The painting is by Alwin Arneggar
They stopped, frozen with terror. Feet sank into the mud. Leeches fastened tiny jaws on exposed flesh, drank the strength from weary limbs. The wraiths, yellow-eyed and hungry crept closer, the circle tightening. Thorn bushes rattled and reached out their talons.
“Make it stop,” Billy whispered, clutching her hand tight. “I want to go home.”
She breathed deeply to calm her racing heart, tried to empty her mind, to concentrate on painting a new canvas. But her eyes refused to close, locked into the evil slanted gaze. So she stared back, turning the bilious yellow to golden sun. The beams softened, falling soft and warm about them. She heard the change in Billy’s breathing, coming in quick gasps of anticipation. Where the beams fell, the grass grew, glowing green, and she began to hope.

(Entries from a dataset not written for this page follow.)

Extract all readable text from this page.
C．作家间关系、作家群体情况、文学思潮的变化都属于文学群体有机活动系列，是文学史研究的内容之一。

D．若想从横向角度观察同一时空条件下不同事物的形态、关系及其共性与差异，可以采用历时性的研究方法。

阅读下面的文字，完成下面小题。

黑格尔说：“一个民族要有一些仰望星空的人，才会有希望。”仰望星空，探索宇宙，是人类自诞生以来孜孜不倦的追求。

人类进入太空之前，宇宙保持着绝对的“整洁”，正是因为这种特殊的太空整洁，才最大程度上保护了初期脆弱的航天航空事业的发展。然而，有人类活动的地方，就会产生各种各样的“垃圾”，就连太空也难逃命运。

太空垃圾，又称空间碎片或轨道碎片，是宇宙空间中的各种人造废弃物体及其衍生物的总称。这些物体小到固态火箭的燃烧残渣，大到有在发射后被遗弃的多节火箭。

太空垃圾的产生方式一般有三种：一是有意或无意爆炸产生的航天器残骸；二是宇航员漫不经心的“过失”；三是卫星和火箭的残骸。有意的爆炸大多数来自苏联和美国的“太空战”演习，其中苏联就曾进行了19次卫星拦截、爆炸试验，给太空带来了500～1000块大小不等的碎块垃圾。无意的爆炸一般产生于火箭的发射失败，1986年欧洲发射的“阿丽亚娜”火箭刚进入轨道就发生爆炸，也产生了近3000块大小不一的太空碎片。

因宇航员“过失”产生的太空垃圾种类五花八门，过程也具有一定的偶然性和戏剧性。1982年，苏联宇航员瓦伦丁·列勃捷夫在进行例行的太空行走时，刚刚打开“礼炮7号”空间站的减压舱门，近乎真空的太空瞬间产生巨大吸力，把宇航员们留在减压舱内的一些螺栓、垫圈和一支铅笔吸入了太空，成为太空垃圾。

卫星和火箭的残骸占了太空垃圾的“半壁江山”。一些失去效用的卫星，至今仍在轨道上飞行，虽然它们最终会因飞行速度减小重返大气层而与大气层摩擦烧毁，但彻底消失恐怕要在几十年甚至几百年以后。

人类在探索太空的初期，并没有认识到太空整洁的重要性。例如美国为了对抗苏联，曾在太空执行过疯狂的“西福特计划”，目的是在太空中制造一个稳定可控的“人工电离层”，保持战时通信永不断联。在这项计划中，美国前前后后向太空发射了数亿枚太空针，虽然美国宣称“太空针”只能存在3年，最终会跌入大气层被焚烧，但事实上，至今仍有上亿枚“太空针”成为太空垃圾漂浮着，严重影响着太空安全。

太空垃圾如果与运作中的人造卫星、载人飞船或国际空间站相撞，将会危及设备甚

“The sky, Madgie, make it blue,” he urged, tugging at her hand.
The yellow sun that poured through the slanted eyes, slanted through the trunks turning gnarled, rotten wood young and silver-smooth. A squirrel darted out of sight into the foliage. Billy gave a quick, nervous laugh. She squeezed his hand and thought about the bluest sky she had ever seen, making patterns with wisps of white and pink cloud.
“There,” she sighed. “Nearly done.”
The yellow eyes were lost in the day dawning. The death song sank to the murmur of the breeze. Faint, but growing stronger, the breeze carried the sweetest sound of all, and as the blackbird’s song filled the air, Madgie made the dream end, and they woke.